Since slashing fractions will typically result from some form of static functions,
allow the Handler
to do this provides the greatest flexibility. An example could
be k * evidence.GetValidatorPower()
where k
is an on-chain parameter controlled
by governance. The Evidence
type should provide all the external information
necessary in order for the Handler
to make the necessary state transitions.
If no error is returned, the Evidence
is considered valid.
type Handler func(Context, Evidence) error
Evidence
is submitted through a MsgSubmitEvidence
message type which is internally
handled by the x/evidence
module's SubmitEvidence
.
type MsgSubmitEvidence struct {
Evidence
}
func handleMsgSubmitEvidence(ctx Context, keeper Keeper, msg MsgSubmitEvidence) Result {
if err := keeper.SubmitEvidence(ctx, msg.Evidence); err != nil {
return err.Result()
}
// emit events...
return Result{
// ...
}
}
The x/evidence
module's keeper is responsible for matching the Evidence
against
the module's router and invoking the corresponding Handler
which may include
slashing and jailing the validator. Upon success, the submitted evidence is persisted.
func (k Keeper) SubmitEvidence(ctx Context, evidence Evidence) error {
handler := keeper.router.GetRoute(evidence.Route())
if err := handler(ctx, evidence); err != nil {
return ErrInvalidEvidence(keeper.codespace, err)
}
keeper.setEvidence(ctx, evidence)
return nil
}
Finally, we need to represent the genesis state of the x/evidence
module. The
module only needs a list of all submitted valid infractions and any necessary params
for which the module needs in order to handle submitted evidence. The x/evidence
module will naturally define and route native evidence types for which it'll most
likely need slashing penalty constants for.
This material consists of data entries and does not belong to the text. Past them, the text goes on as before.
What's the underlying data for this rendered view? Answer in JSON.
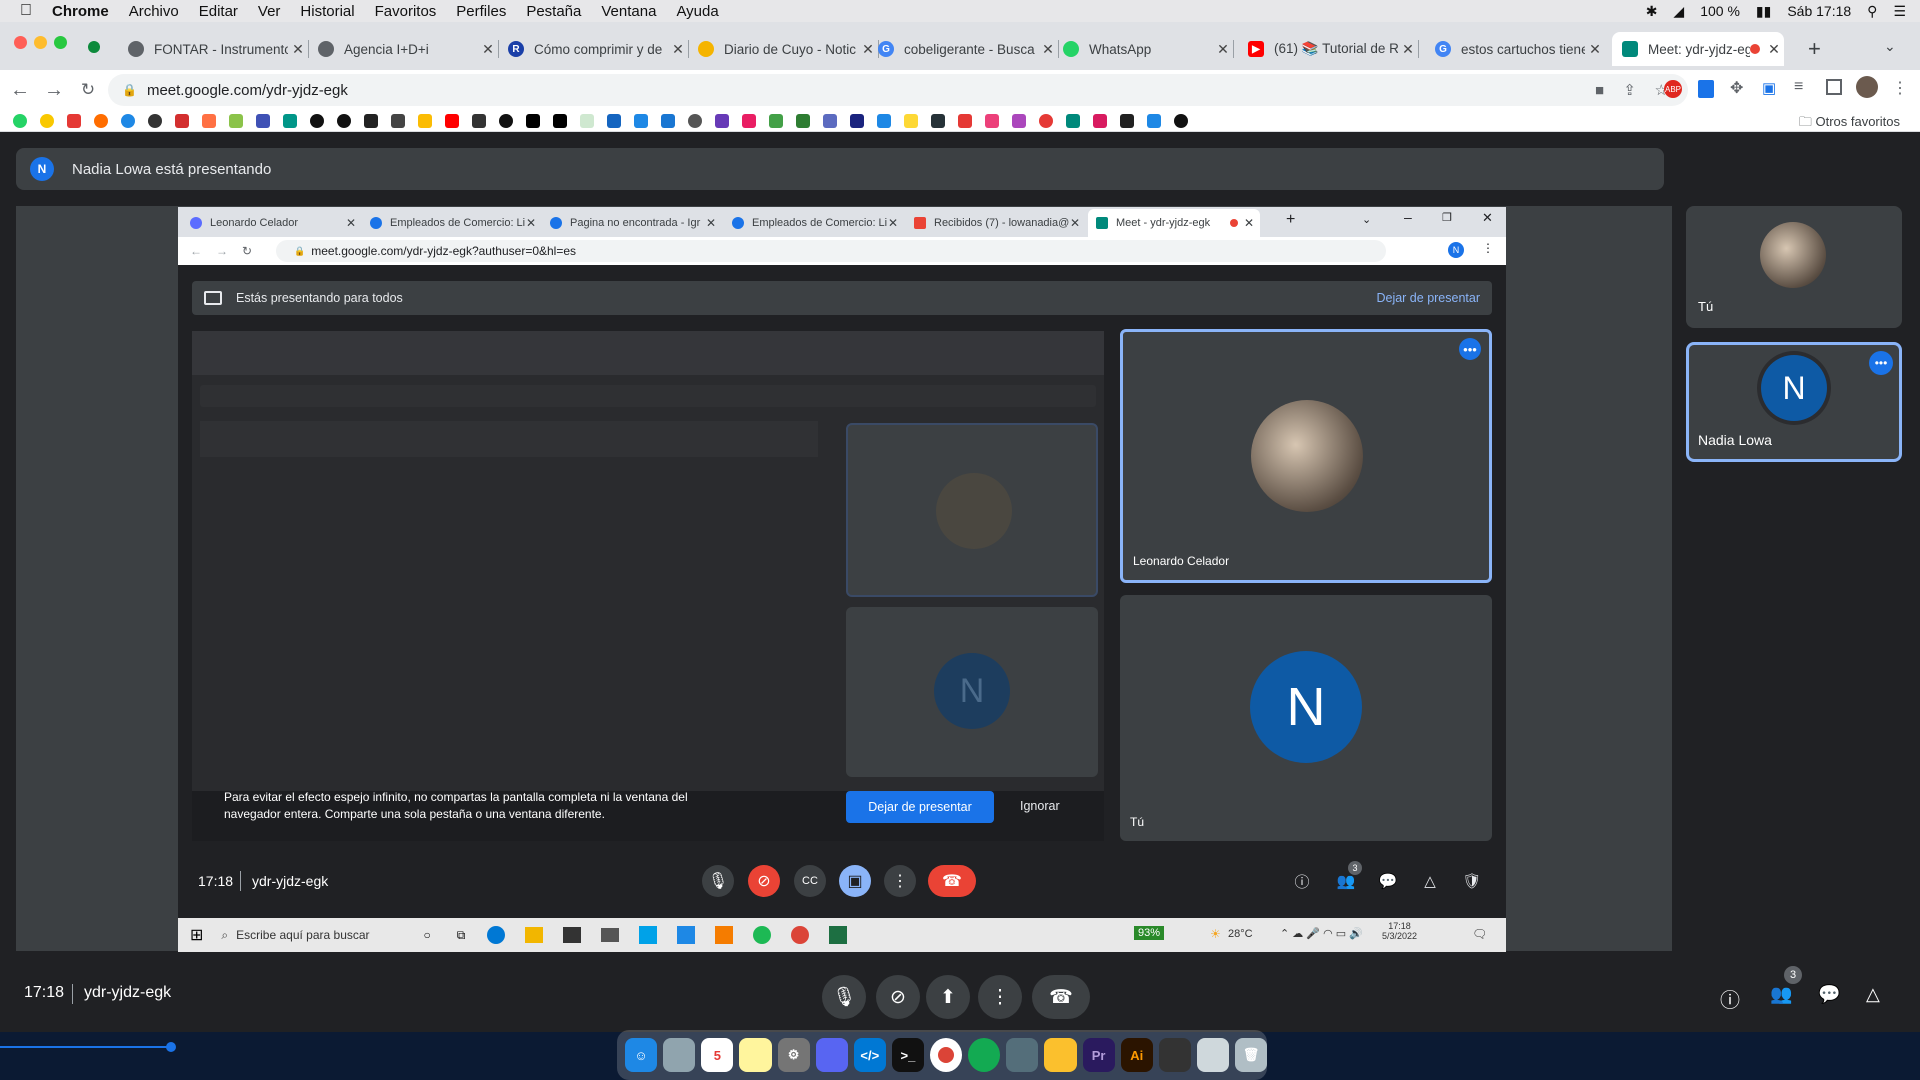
{
  "mac_menu": {
    "app": "Chrome",
    "items": [
      "Archivo",
      "Editar",
      "Ver",
      "Historial",
      "Favoritos",
      "Perfiles",
      "Pestaña",
      "Ventana",
      "Ayuda"
    ],
    "battery": "100 %",
    "clock": "Sáb 17:18"
  },
  "browser_tabs": [
    {
      "title": "FONTAR - Instrumento",
      "color": "#5f6368"
    },
    {
      "title": "Agencia I+D+i",
      "color": "#5f6368"
    },
    {
      "title": "Cómo comprimir y de",
      "color": "#1a3fa8"
    },
    {
      "title": "Diario de Cuyo - Notic",
      "color": "#f5b400"
    },
    {
      "title": "cobeligerante - Busca",
      "color": "#4285f4"
    },
    {
      "title": "WhatsApp",
      "color": "#25d366"
    },
    {
      "title": "(61) 📚 Tutorial de Re",
      "color": "#ff0000"
    },
    {
      "title": "estos cartuchos tiene",
      "color": "#4285f4"
    },
    {
      "title": "Meet: ydr-yjdz-eg",
      "color": "#00897b"
    }
  ],
  "address": {
    "url": "meet.google.com/ydr-yjdz-egk"
  },
  "bookmarks": {
    "other": "Otros favoritos"
  },
  "presenting_banner": {
    "initial": "N",
    "text": "Nadia Lowa está presentando"
  },
  "inner": {
    "tabs": [
      {
        "title": "Leonardo Celador",
        "color": "#5b6cff"
      },
      {
        "title": "Empleados de Comercio: Li",
        "color": "#1a73e8"
      },
      {
        "title": "Pagina no encontrada - Igr",
        "color": "#1a73e8"
      },
      {
        "title": "Empleados de Comercio: Li",
        "color": "#1a73e8"
      },
      {
        "title": "Recibidos (7) - lowanadia@",
        "color": "#ea4335"
      },
      {
        "title": "Meet - ydr-yjdz-egk",
        "color": "#00897b"
      }
    ],
    "url": "meet.google.com/ydr-yjdz-egk?authuser=0&hl=es",
    "presenting_for_all": "Estás presentando para todos",
    "stop_presenting": "Dejar de presentar",
    "warning": "Para evitar el efecto espejo infinito, no compartas la pantalla completa ni la ventana del navegador entera. Comparte una sola pestaña o una ventana diferente.",
    "stop_btn": "Dejar de presentar",
    "ignore": "Ignorar",
    "tile_leonardo": "Leonardo Celador",
    "tile_you": "Tú",
    "avatar_initial": "N",
    "time": "17:18",
    "meeting_code": "ydr-yjdz-egk",
    "people_count": "3",
    "taskbar_search": "Escribe aquí para buscar",
    "battery_pct": "93%",
    "temp": "28°C",
    "tb_time": "17:18",
    "tb_date": "5/3/2022"
  },
  "side_tiles": {
    "you": "Tú",
    "nadia": "Nadia Lowa",
    "initial": "N"
  },
  "bottom": {
    "time": "17:18",
    "meeting_code": "ydr-yjdz-egk",
    "people_count": "3"
  }
}
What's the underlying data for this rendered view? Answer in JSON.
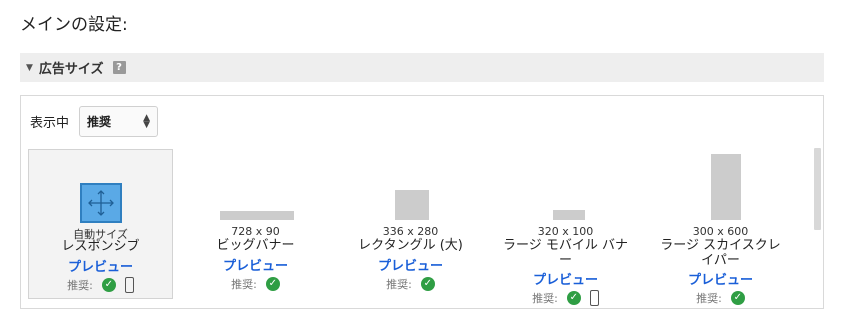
{
  "main_title": "メインの設定:",
  "section": {
    "title": "広告サイズ",
    "help_icon": "?"
  },
  "display": {
    "label": "表示中",
    "selected": "推奨"
  },
  "recommended_label": "推奨:",
  "cards": [
    {
      "dims": "",
      "sub": "自動サイズ",
      "name": "レスポンシブ",
      "preview": "プレビュー",
      "mobile": true
    },
    {
      "dims": "728 x 90",
      "name": "ビッグバナー",
      "preview": "プレビュー",
      "mobile": false
    },
    {
      "dims": "336 x 280",
      "name": "レクタングル (大)",
      "preview": "プレビュー",
      "mobile": false
    },
    {
      "dims": "320 x 100",
      "name_line1": "ラージ モバイル バナ",
      "name_line2": "ー",
      "preview": "プレビュー",
      "mobile": true
    },
    {
      "dims": "300 x 600",
      "name_line1": "ラージ スカイスクレ",
      "name_line2": "イパー",
      "preview": "プレビュー",
      "mobile": false
    }
  ],
  "colors": {
    "link": "#1a5fd8",
    "check": "#2f9e44",
    "auto_icon": "#5aa9e6"
  }
}
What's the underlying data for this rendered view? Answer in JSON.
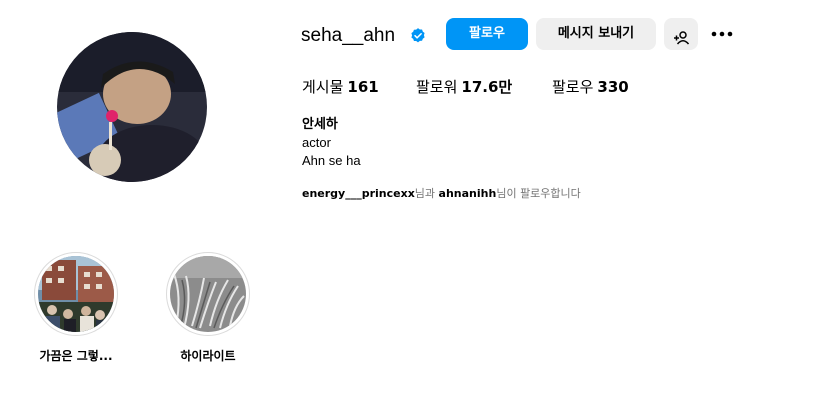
{
  "profile": {
    "username": "seha__ahn",
    "follow_label": "팔로우",
    "message_label": "메시지 보내기",
    "stats": {
      "posts_label": "게시물",
      "posts_value": "161",
      "followers_label": "팔로워",
      "followers_value": "17.6만",
      "following_label": "팔로우",
      "following_value": "330"
    },
    "bio": {
      "name": "안세하",
      "line1": "actor",
      "line2": "Ahn se ha"
    },
    "followed_by": {
      "user1": "energy___princexx",
      "text1": "님과 ",
      "user2": "ahnanihh",
      "text2": "님이 팔로우합니다"
    }
  },
  "highlights": [
    {
      "label": "가끔은 그렇..."
    },
    {
      "label": "하이라이트"
    }
  ],
  "colors": {
    "accent": "#0095f6",
    "secondary_button": "#efefef",
    "muted_text": "#737373"
  },
  "icons": [
    "verified-badge-icon",
    "add-person-icon",
    "more-options-icon"
  ]
}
type GenesisState struct {
Params Params
Infractions []Evidence
}
- Allows the state machine to process misbehavior submitted on-chain and penalize validators based on agreed upon slashing parameters.
- Allows evidence types to be defined and handled by any module. This further allows slashing and jailing to be defined by more complex mechanisms.
- Does not solely rely on Tendermint to submit evidence.
- No easy way to introduce new evidence types through governance on a live chain due to the inability to introduce the new evidence type's corresponding handler
- Should we persist infractions indefinitely? Or should we rather rely on events?